The disclosed preparation method for ovum of sea fish as TEM sample comprises: fixing fresh fish ovum by glutaral solution diluted by phosphate buffer, cleaning, dewatering the ovum by 20-70% alcohol with concentration gradient increased by 10% and 75-100% alcohol with concentration gradient increased by 5% as two stages, then dewatering in pure acetone with CaCl2 as agent; then, drying at critic point, and spraying gold for the sample. This invention has ovum completion rate as 93.8-96.7% with low cost and convenient operation.

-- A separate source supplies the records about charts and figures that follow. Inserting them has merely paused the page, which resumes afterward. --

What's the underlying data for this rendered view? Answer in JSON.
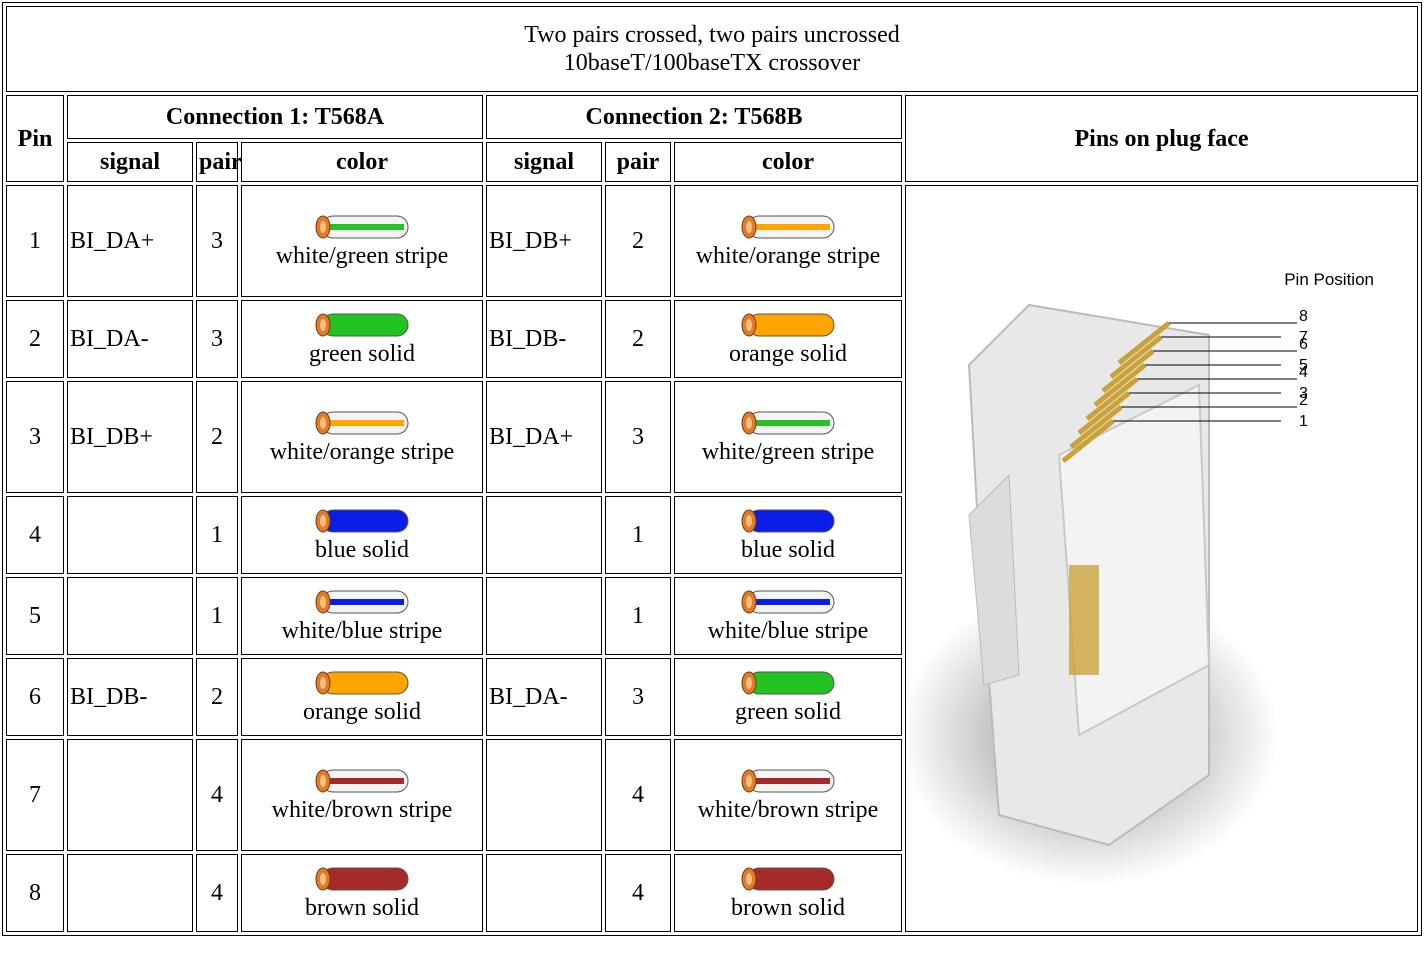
{
  "table": {
    "title": [
      "Two pairs crossed, two pairs uncrossed",
      "10baseT/100baseTX crossover"
    ],
    "headers": {
      "pin": "Pin",
      "connection_1": "Connection 1: T568A",
      "connection_2": "Connection 2: T568B",
      "plug": "Pins on plug face",
      "signal": "signal",
      "pair": "pair",
      "color": "color"
    },
    "rows": [
      [
        1,
        "BI_DA+",
        3,
        "white/green stripe",
        "BI_DB+",
        2,
        "white/orange stripe"
      ],
      [
        2,
        "BI_DA-",
        3,
        "green solid",
        "BI_DB-",
        2,
        "orange solid"
      ],
      [
        3,
        "BI_DB+",
        2,
        "white/orange stripe",
        "BI_DA+",
        3,
        "white/green stripe"
      ],
      [
        4,
        null,
        1,
        "blue solid",
        null,
        1,
        "blue solid"
      ],
      [
        5,
        null,
        1,
        "white/blue stripe",
        null,
        1,
        "white/blue stripe"
      ],
      [
        6,
        "BI_DB-",
        2,
        "orange solid",
        "BI_DA-",
        3,
        "green solid"
      ],
      [
        7,
        null,
        4,
        "white/brown stripe",
        null,
        4,
        "white/brown stripe"
      ],
      [
        8,
        null,
        4,
        "brown solid",
        null,
        4,
        "brown solid"
      ]
    ],
    "plug_image": {
      "label": "Pin Position",
      "pins": [
        8,
        7,
        6,
        5,
        4,
        3,
        2,
        1
      ]
    }
  }
}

The invention discloses a scanning electron microscope sample processing method for head sensory appendages of white ants. The method comprises the steps of putting white ants into a specially-made wind washing device, carrying out wind washing, feeding the white ants into a specially-made auxiliary vacuumizing device, carrying out vacuumizing operation to sink the white ants, carrying out front fixing and dissection, sequentially carrying out front rinsing under the view of a stereoscope and in an ultrasonic cleaner, carrying out rear fixing, rear rinsing and step-by-step gradient dehydration, putting the white ants into a specially-made filter paper cylinder, sealing the filter paper cylinder, putting the filter paper cylinder into a critical point drying frame, carrying out critical point drying, bonding samples close to a platform under the stereoscope, further dissecting target tissues of partial samples, carrying out secondary sample bonding, connecting the samples which are not subjected to secondary sample bonding with sample bonding adhesive tapes in a non-target observation region by virtue of a conductive silver adhesive, and carrying out all-direction gold sputtering after the conductive silver adhesive is dried. According to the scanning electron microscope sample processing method, multi-aspect technical problems in the background art that the surfaces of the samples are polluted, the samples are difficult to sink in fixation liquid and shrink to deform, different tissue parts of the samples are mutually shaded, and the samples are charged and discharged when being observed in an electron microscope are effectively solved, the cost for solving the problems is low, and the method has relatively high application value.

The invention provides a method for preparing scanning electron microscope samples from biological samples. The method comprises enabling a first antibody marked with first gold nanoparticles and a second antibody marked with second gold nanoparticles to contact with a biological sample after the biological sample is in resistance treatment; and then successively performing fixation, gradient dehydration and critical point drying. The shapes of the first gold nanoparticles are different from those of the second gold nanoparticles, and the first gold nanoparticles and the second gold nanoparticles are one or more from cylindrical gold nano bars, octahedral gold nanoparticles, spherical gold nanoparticles and arrow-shaped gold nanoparticles. The scanning electron microscope samples prepared by the method can accurately distinguish two types of different protein molecules in a low-vacuum mode.

The invention discloses a method for enhancing the contrast of micro-CT plant samples. The method comprises the following steps: 1) dissolving phosphotungstic acid in FAA fixative solution to obtain a phosphotungstic acid solution; 2) using the phosphotungstic acid solution to soak the plant parts to be tested for fixation and dyeing; 3) through the steps 2) The fixed and dyed plant parts are sequentially dehydrated and dried at the critical point of carbon dioxide, which can enhance the contrast of the micro-CT of the plant sample. Micro-CT scanning (Skyscan1172, Bruker Company) was performed on the sample dried at the critical point of carbon dioxide. The scanning voltage can be 41V-59V, and the resolution can be 0.56-1.76μm. , the contrast of plant samples in different parts has been greatly improved, and the contrast of the cytoplasm-rich and protein-rich parts such as magnolia flower buds has been improved more significantly.